AS INSTITUIÇÕES FINANCEIRAS INTERNACIONAIS TÊM COMO OBJETIVO REDUZIR A POBREZA ENTRE OS MALGAXES OU O CONTRÁRIO?

Embora a opinião pública esteja preocupada com o conteúdo final das emendas à nova lei de terras relativas à propriedade privada sem título (1), que devem ser adotadas durante a atual sessão parlamentar, um documento da Corporação Financeira Internacional (IFC) e do Banco Mundial intitulado "Diagnóstico do Setor Privado - Criando Mercados em Madagascar", publicado em dezembro de 2021 (2), está causando grande preocupação. Incluindo recomendações sobre a "reforma" de várias leis para que os investidores estrangeiros possam se tornar proprietários de terras malgaxes, as partes de seu conteúdo relacionadas à terra merecem ser levadas à atenção de todos e ser denunciadas. Isto nos lembra que o Banco Africano de Desenvolvimento havia emitido como condição para a alocação de fundos do Programme d'Appui à la Compétitivité Economique (PACE) em 2019 a adoção pelos líderes malgaxes de textos regulamentares relativos aos agropoles (3). Os impactos dramáticos da possível aplicação destas propostas inaceitáveis sobre o empobrecimento da população já empobrecida exigem ampla informação e debate

I - Que leis são mencionadas que permitiriam aos investidores estrangeiros possuir terras?

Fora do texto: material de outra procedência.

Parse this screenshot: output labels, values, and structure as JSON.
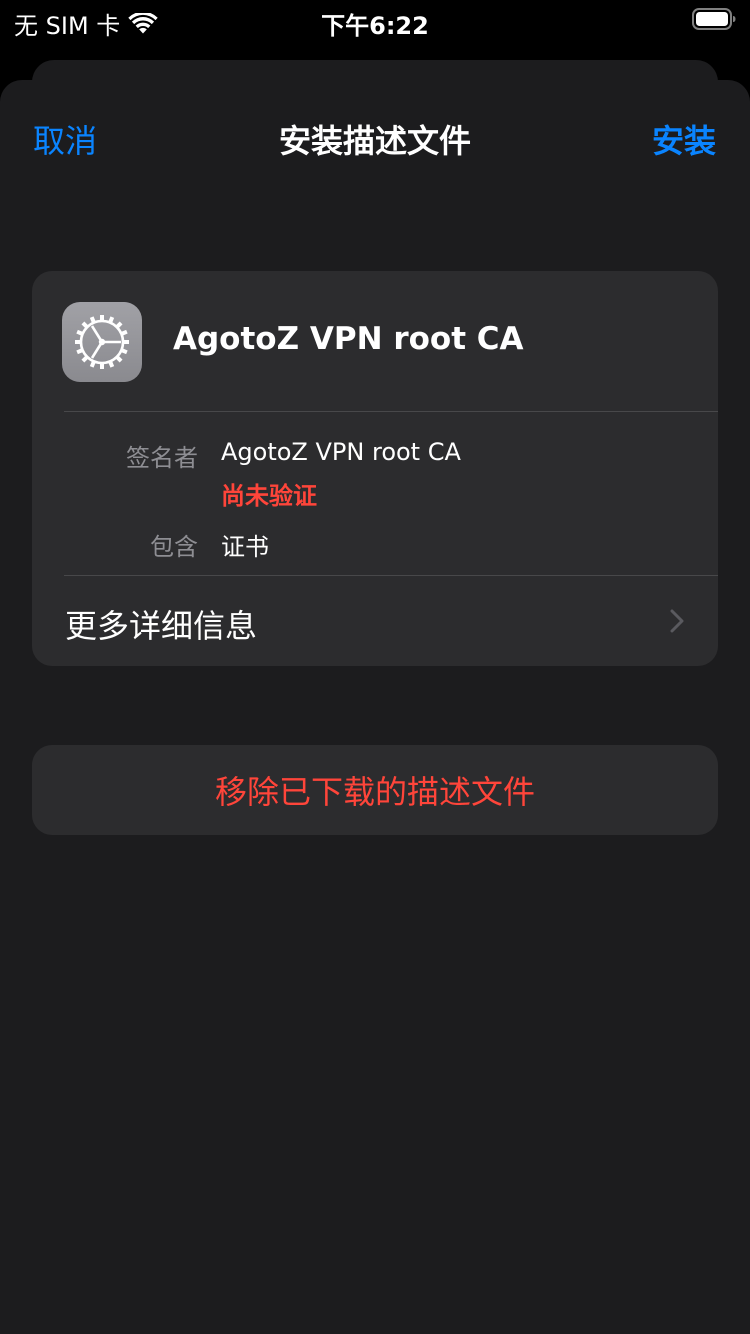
{
  "status_bar": {
    "carrier": "无 SIM 卡",
    "time": "下午6:22",
    "wifi_icon": "wifi-icon",
    "battery_icon": "battery-icon"
  },
  "nav": {
    "cancel_label": "取消",
    "title": "安装描述文件",
    "install_label": "安装"
  },
  "profile": {
    "icon": "settings-gear-icon",
    "name": "AgotoZ VPN root CA",
    "details": {
      "signer_label": "签名者",
      "signer_value": "AgotoZ VPN root CA",
      "verification_status": "尚未验证",
      "contains_label": "包含",
      "contains_value": "证书"
    },
    "more_details_label": "更多详细信息"
  },
  "remove_button": {
    "label": "移除已下载的描述文件"
  },
  "colors": {
    "accent": "#0a84ff",
    "destructive": "#ff453a",
    "sheet_background": "#1c1c1e",
    "card_background": "#2c2c2e",
    "secondary_text": "#8e8e93"
  }
}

1- O relatório da IFC e do Banco Mundial começa com uma análise da situação em Madagascar pós-Covid 19. Ele destaca as falhas e deficiências do país, já muitas vezes mencionadas, que impediriam o desenvolvimento do setor privado e a chegada de investidores, como a governança e a falta de infra-estrutura em diversas áreas. Em seguida, apresenta propostas para melhorar o "ambiente de negócios", perguntando em particular

  • a redução das "vantagens injustas desfrutadas por algumas empresas estabelecidas",
  • a adoção de uma lei de investimento que "harmonize as diferentes leis e regulamentos [...], o que é uma condição fundamental para aumentar a confiança dos investidores
  • e a aceleração das "reformas" que motivariam a criação de novas empresas, citando a "transferência de propriedade". (2)

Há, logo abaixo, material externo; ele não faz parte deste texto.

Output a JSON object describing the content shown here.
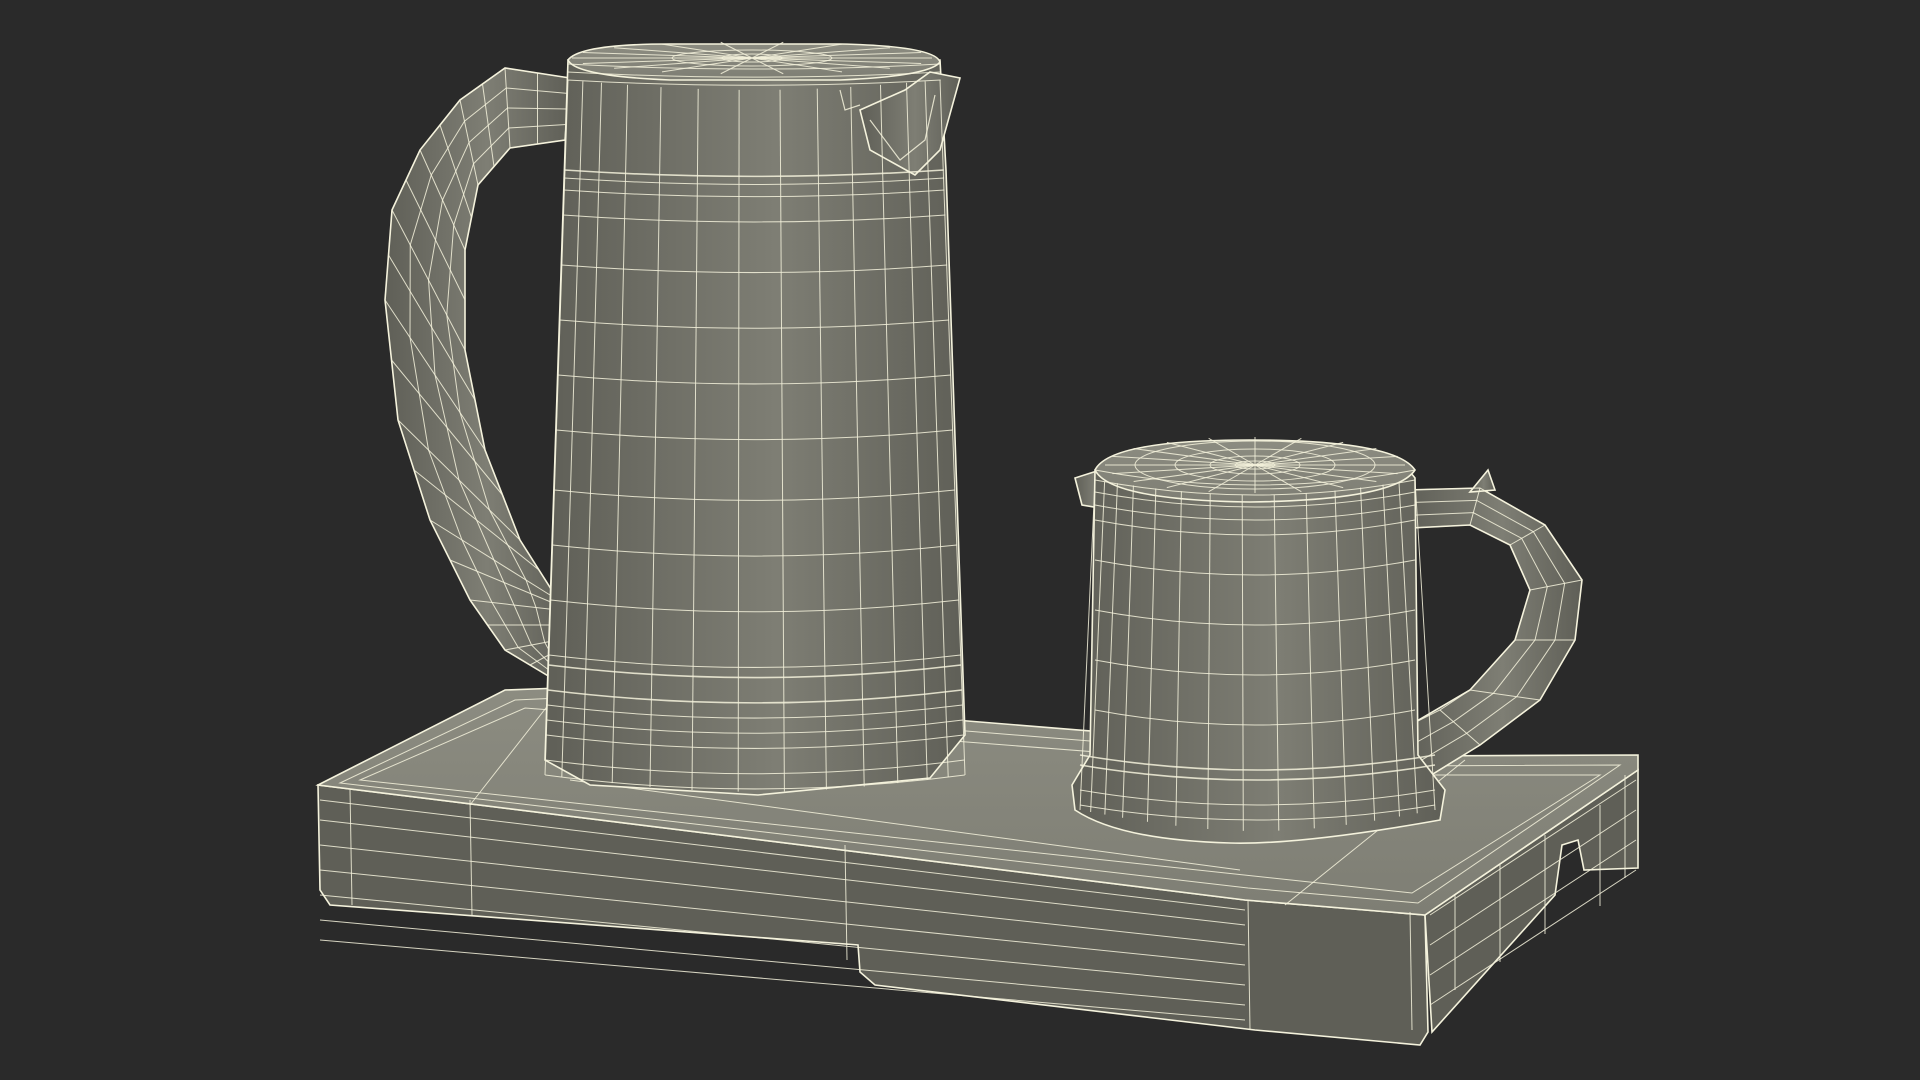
{
  "scene": {
    "background": "#2a2a2a",
    "surface_color": "#7e7e74",
    "surface_light": "#8c8c81",
    "surface_dark": "#5f5f57",
    "wire_color": "#f4f2dc",
    "objects": [
      "electric-kettle",
      "small-kettle",
      "tray-base"
    ]
  }
}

2 - O capítulo sobre terras aponta que o mercado de terras em Madagascar "não está funcionando por causa de um sistema precário de posse da terra que limita o acesso à terra para a produção agrícola e o desenvolvimento da empresa privada". De acordo com o relatório, "os estrangeiros não podem adquirir permanentemente terras e a estrutura do arrendamento não oferece segurança suficiente para investimentos a longo prazo". Sugere, portanto

  • "Atualização do marco legal e da Lei de Zoneamento para esclarecer procedimentos para zonas de investimento, incluindo zonas de investimento agrícola",
  • a adoção da Lei de Terras Particulares Tituladas, que visa facilitar os procedimentos de transferência de terras e criar a possibilidade de aquisição de terras" (2)

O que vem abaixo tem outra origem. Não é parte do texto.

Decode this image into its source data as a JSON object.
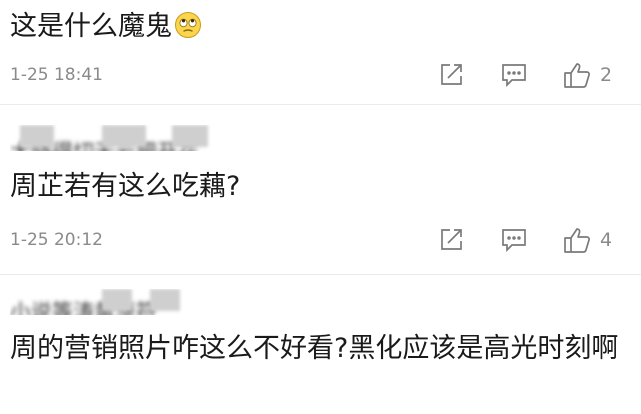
{
  "comments": [
    {
      "username_obscured": "",
      "text": "这是什么魔鬼",
      "emoji": "eye-roll-emoji",
      "time": "1-25 18:41",
      "likes": "2"
    },
    {
      "username_obscured": "大晓得切天云把开花",
      "text": "周芷若有这么吃藕?",
      "time": "1-25 20:12",
      "likes": "4"
    },
    {
      "username_obscured": "小说等涛黄涨符",
      "text": "周的营销照片咋这么不好看?黑化应该是高光时刻啊"
    }
  ],
  "icons": {
    "share": "share-icon",
    "comment": "comment-icon",
    "like": "thumbs-up-icon"
  },
  "colors": {
    "text": "#1a1a1a",
    "meta": "#8a8a8a",
    "divider": "#ececec",
    "icon": "#7a7a7a"
  }
}
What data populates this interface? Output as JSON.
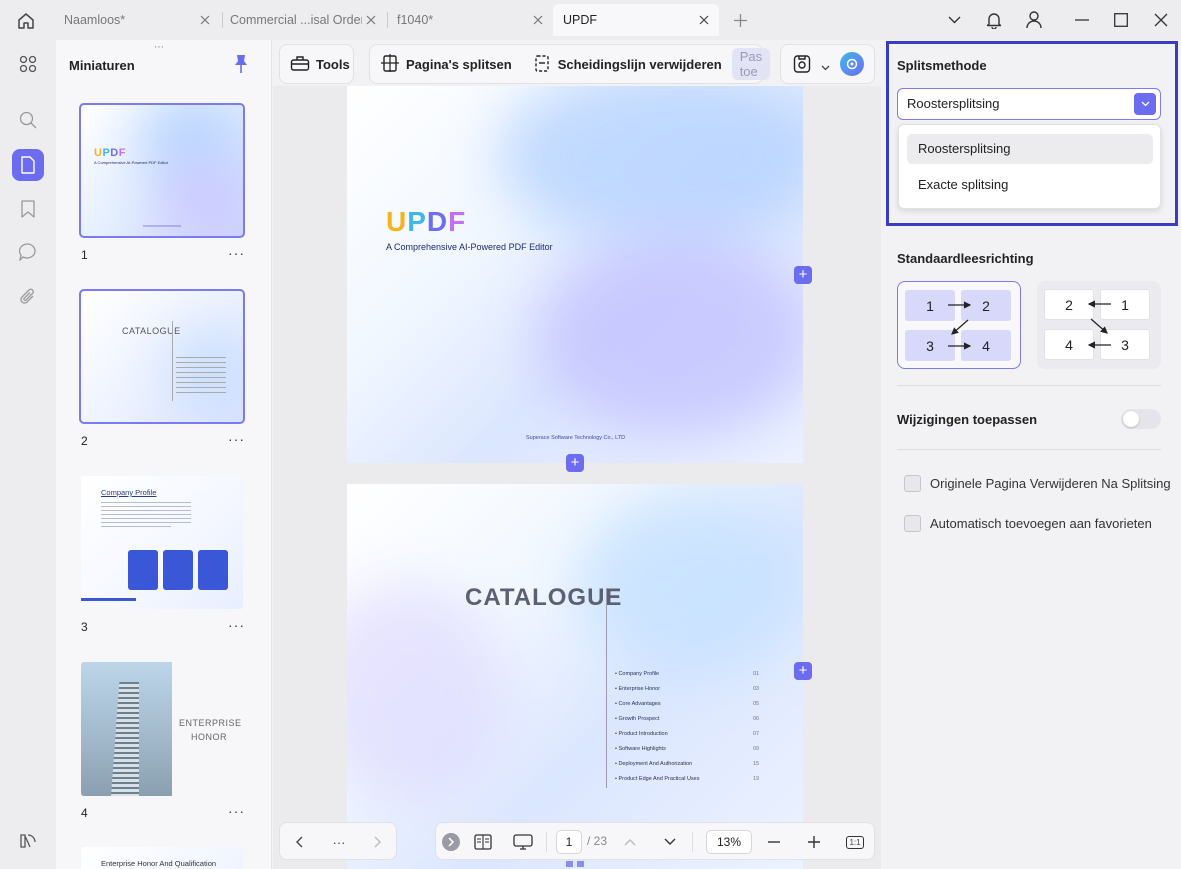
{
  "titlebar": {
    "tabs": [
      {
        "label": "Naamloos*"
      },
      {
        "label": "Commercial ...isal Order*"
      },
      {
        "label": "f1040*"
      },
      {
        "label": "UPDF"
      }
    ]
  },
  "sidebar": {
    "title": "Miniaturen",
    "thumbnails": [
      {
        "number": "1",
        "logo": "UPDF",
        "subtitle": "A Comprehensive AI-Powered PDF Editor"
      },
      {
        "number": "2",
        "heading": "CATALOGUE"
      },
      {
        "number": "3",
        "heading": "Company Profile"
      },
      {
        "number": "4",
        "heading": "ENTERPRISE HONOR"
      },
      {
        "heading": "Enterprise Honor And Qualification"
      }
    ]
  },
  "toolbar": {
    "tools_label": "Tools",
    "split_label": "Pagina's splitsen",
    "remove_line_label": "Scheidingslijn verwijderen",
    "apply_label": "Pas toe"
  },
  "document": {
    "page1": {
      "logo": "UPDF",
      "subtitle": "A Comprehensive AI-Powered PDF Editor",
      "footer": "Superace Software Technology Co., LTD"
    },
    "page2": {
      "title": "CATALOGUE",
      "items": [
        {
          "label": "Company Profile",
          "page": "01"
        },
        {
          "label": "Enterprise Honor",
          "page": "03"
        },
        {
          "label": "Core Advantages",
          "page": "05"
        },
        {
          "label": "Growth Prospect",
          "page": "06"
        },
        {
          "label": "Product Introduction",
          "page": "07"
        },
        {
          "label": "Software Highlights",
          "page": "09"
        },
        {
          "label": "Deployment And Authorization",
          "page": "15"
        },
        {
          "label": "Product Edge And Practical Uses",
          "page": "19"
        }
      ]
    }
  },
  "bottom_nav": {
    "more": "···",
    "current_page": "1",
    "total_pages": "/ 23",
    "zoom": "13%",
    "fit_label": "1:1"
  },
  "right_panel": {
    "split_method_title": "Splitsmethode",
    "selected_method": "Roostersplitsing",
    "options": [
      "Roostersplitsing",
      "Exacte splitsing"
    ],
    "reading_direction_title": "Standaardleesrichting",
    "direction_ltr": [
      "1",
      "2",
      "3",
      "4"
    ],
    "direction_rtl": [
      "2",
      "1",
      "4",
      "3"
    ],
    "apply_changes_label": "Wijzigingen toepassen",
    "apply_changes_on": false,
    "checkbox_delete_original": "Originele Pagina Verwijderen Na Splitsing",
    "checkbox_add_favorites": "Automatisch toevoegen aan favorieten"
  },
  "colors": {
    "accent": "#6b6cf0",
    "highlight_border": "#3a3cc6"
  }
}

O risco de o governo malgaxe adotar estas recomendações do Banco Mundial é muito alto porque em uma carta de intenção ao Fundo Monetário Internacional (FMI) datada de 24 de fevereiro de 2022, o Ministro da Economia e Finanças escreve: "Continuaremos nossos esforços para promover um clima favorável aos negócios, essencial para estimular o investimento privado, como previsto em nosso PEM (4). [...] No âmbito de uma nova lei de investimentos, pretendemos [...], reforçar a igualdade de tratamento dos investidores nacionais e estrangeiros e esclarecer [...] as questões de acesso à terra e aos direitos de propriedade" (5)

Todas as leis mencionadas foram fortemente criticadas por organizações da sociedade civil e outras, no entanto, e uma apresentação sem aviso prévio de novas versões destes textos para votação pelos parlamentares nesta sessão de maio de 2022 seria completamente inaceitável.

II - Por que estas recomendações vão contra o desenvolvimento do Malagasy?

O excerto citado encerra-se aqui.